Dr. Papa is an expert in engineering novel therapeutic platforms at the intersection of chemistry, biology and medicine. Her work in the School of Engineering and Applied Science focuses on disease processes, particularly in cancer and vascular diseases, with the goal of designing targeted therapies and new diagnostic methods.
What brought you to GW?
George Washington is a dynamic University that concentrates many specialties. I am particularly interested in the crossroads of Biomedical Engineering, Biology and Medicine, which confers a perfect incubator for collaborations at GW. The proximity with the GW hospital and physicians is also essential and instrumental in discussing current needs in patient populations. I believe in both a multidisciplinary and creative approach to tackle the new and old challenges we currently face in medicine.
How did you decide on a career in research?
I envisioned myself as researcher early on and I just followed my intuition while thinking about what I could possibly contribute to. I like solving problems and finding creative solutions, so research was a natural fit.
If you weren’t in the field of biomedical engineering, what would you be doing?
I could possibly be a designer or an architect for the creativity inherent to these fields.

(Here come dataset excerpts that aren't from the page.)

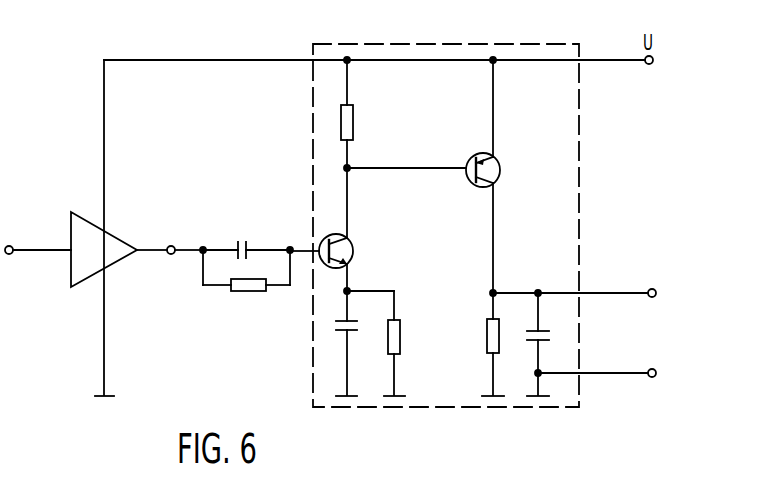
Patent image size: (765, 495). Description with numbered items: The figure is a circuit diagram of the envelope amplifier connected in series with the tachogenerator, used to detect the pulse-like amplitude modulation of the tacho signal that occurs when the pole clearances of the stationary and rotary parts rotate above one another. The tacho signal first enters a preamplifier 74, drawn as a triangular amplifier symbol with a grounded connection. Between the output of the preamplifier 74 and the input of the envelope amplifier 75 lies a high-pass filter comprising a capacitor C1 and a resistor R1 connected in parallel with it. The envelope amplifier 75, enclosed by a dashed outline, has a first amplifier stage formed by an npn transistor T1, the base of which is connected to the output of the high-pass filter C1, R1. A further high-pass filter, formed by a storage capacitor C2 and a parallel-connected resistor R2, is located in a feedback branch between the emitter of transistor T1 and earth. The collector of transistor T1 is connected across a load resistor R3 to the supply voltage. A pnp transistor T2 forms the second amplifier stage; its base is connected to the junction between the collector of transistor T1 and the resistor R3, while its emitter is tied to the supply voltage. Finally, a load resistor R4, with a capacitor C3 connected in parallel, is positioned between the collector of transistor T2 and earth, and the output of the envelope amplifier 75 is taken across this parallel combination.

The preamplifier 74 is at (79, 212).
The envelope amplifier 75 is at (568, 219).
The capacitor C1 is at (246, 236).
The resistor R1 is at (246, 283).
The npn transistor T1 is at (334, 229).
The pnp transistor T2 is at (435, 176).
The load resistor R3 is at (359, 114).
The storage capacitor C2 is at (335, 343).
The resistor R2 is at (376, 343).
The load resistor R4 is at (482, 344).
The capacitor C3 is at (530, 344).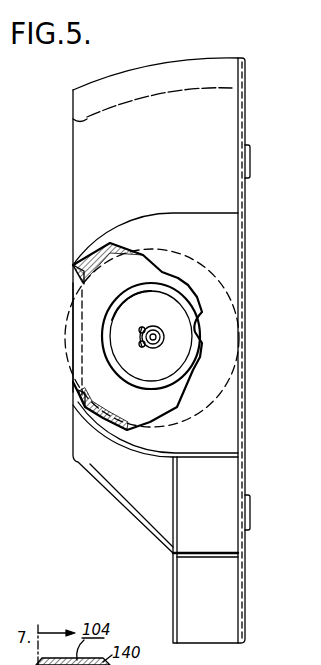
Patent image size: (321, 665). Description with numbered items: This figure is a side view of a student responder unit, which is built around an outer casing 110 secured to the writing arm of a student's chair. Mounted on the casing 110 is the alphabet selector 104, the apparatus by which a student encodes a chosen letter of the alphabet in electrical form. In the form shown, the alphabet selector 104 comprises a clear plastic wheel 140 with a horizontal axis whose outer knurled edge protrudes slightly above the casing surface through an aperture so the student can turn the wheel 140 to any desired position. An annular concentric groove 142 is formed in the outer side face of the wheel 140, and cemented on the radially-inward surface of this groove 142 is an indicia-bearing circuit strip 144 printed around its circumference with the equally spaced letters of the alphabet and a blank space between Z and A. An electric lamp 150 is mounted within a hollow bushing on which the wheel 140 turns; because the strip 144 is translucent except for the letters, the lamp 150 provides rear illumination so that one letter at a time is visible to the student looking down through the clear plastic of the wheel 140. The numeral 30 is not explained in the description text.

The back plate 30 is at (138, 65).
The outer casing 110 is at (73, 119).
The clear plastic wheel 140 is at (68, 348).
The alphabet selector 104 is at (78, 368).
The annular concentric groove 142 is at (119, 306).
The indicia-bearing circuit strip 144 is at (137, 385).
The electric lamp 150 is at (152, 341).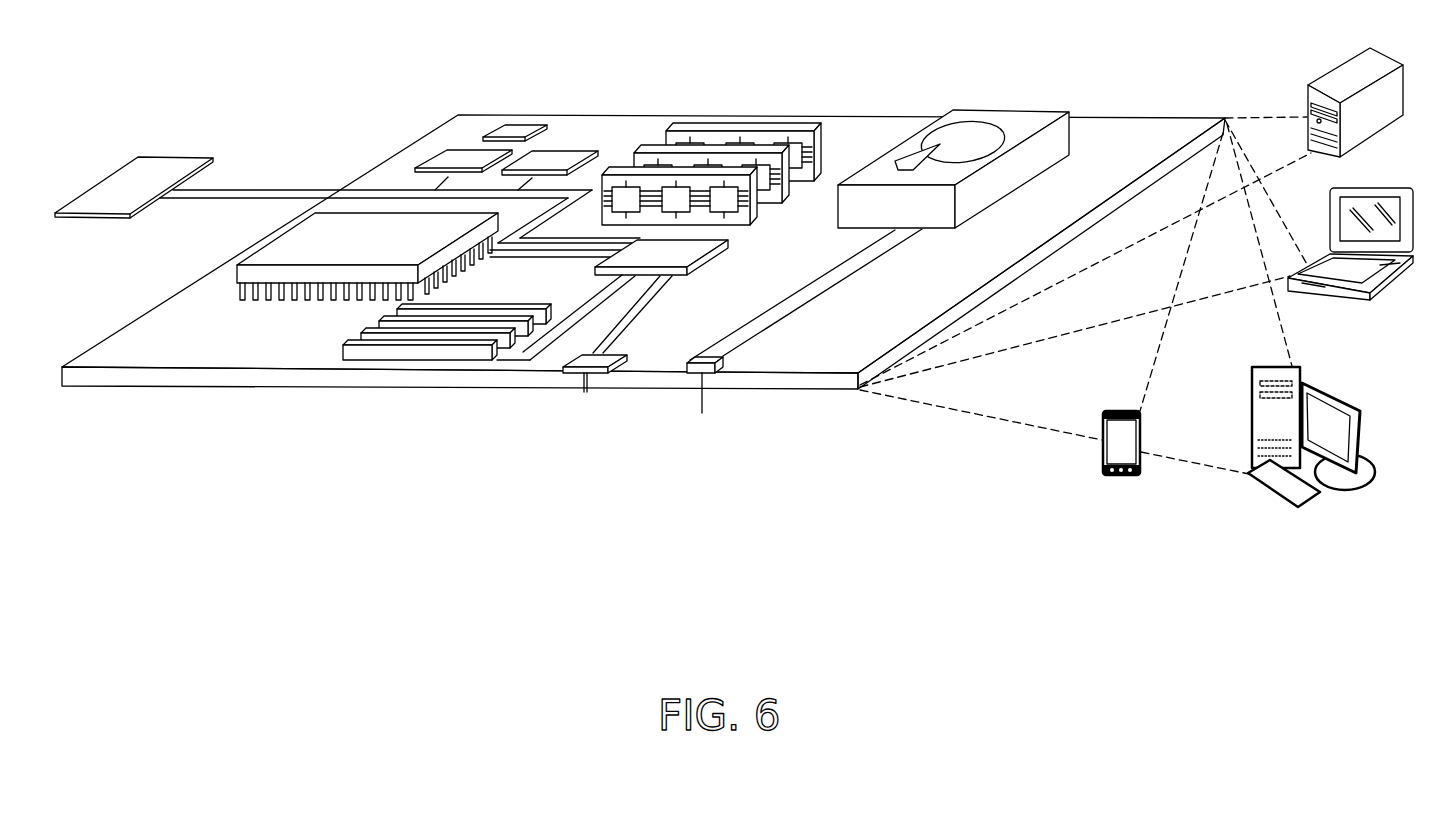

What inspires you most about your work?
People’s health. We are all likely to experience a life-threatening condition in our lives, and importantly, we all have loved ones affected. If I can contribute in bringing a solution to patients once in my career, or help others make that move, this would represent my ultimate reward. This is what drives me.
What is a current project or work you are excited about and why?
We are currently excited by the possibilities of targeting circulating tumor cells, which are the circulating seeds of tumor spread and metastasis. Overall, therapeutic research on metastatic cancer has been less of a focus in comparison to treating primary tumors, but, ultimately patients die from metastases or related complications such as thrombotic events. An anti-metastatic therapy would make a big difference for slowing cancer progression, particularly for patients who have unresectable cancers or have developed early signs of cancer metastasis.
Your work on platelet ‘decoys’ to prevent blood clots and cancer metastasis was recently published in Science Translational Medicine. How could this discovery ultimately help cancer patients?
Our work is currently at its developmental stage, however I hope platelet-derived therapeutics can continue to move forward based on this ground work and offer potential options for anti-metastatic therapy. Possible future uses could be infusion with chemotherapy in high risk patients, as a combined approach to prevent cancer progression. This could also help cancer patients in limiting cancer-associated thrombotic events, which affect a majority of them and can cause morbidity and mortality. We look forward to continuing this work in exciting directions.
What makes the GW Cancer Center unique when it comes to collaborative research?
I think the GW Cancer Center has an enormous potential in terms of collaborations because of the extent of complementary expertise it includes. I am excited to see how the GW Cancer Center will evolve in the next few years.
What advice would you give to an aspiring researcher who wants to work in your field?
Develop your own creativity based on your existing knowledge and experience. I also believe that persistence is vital in any field.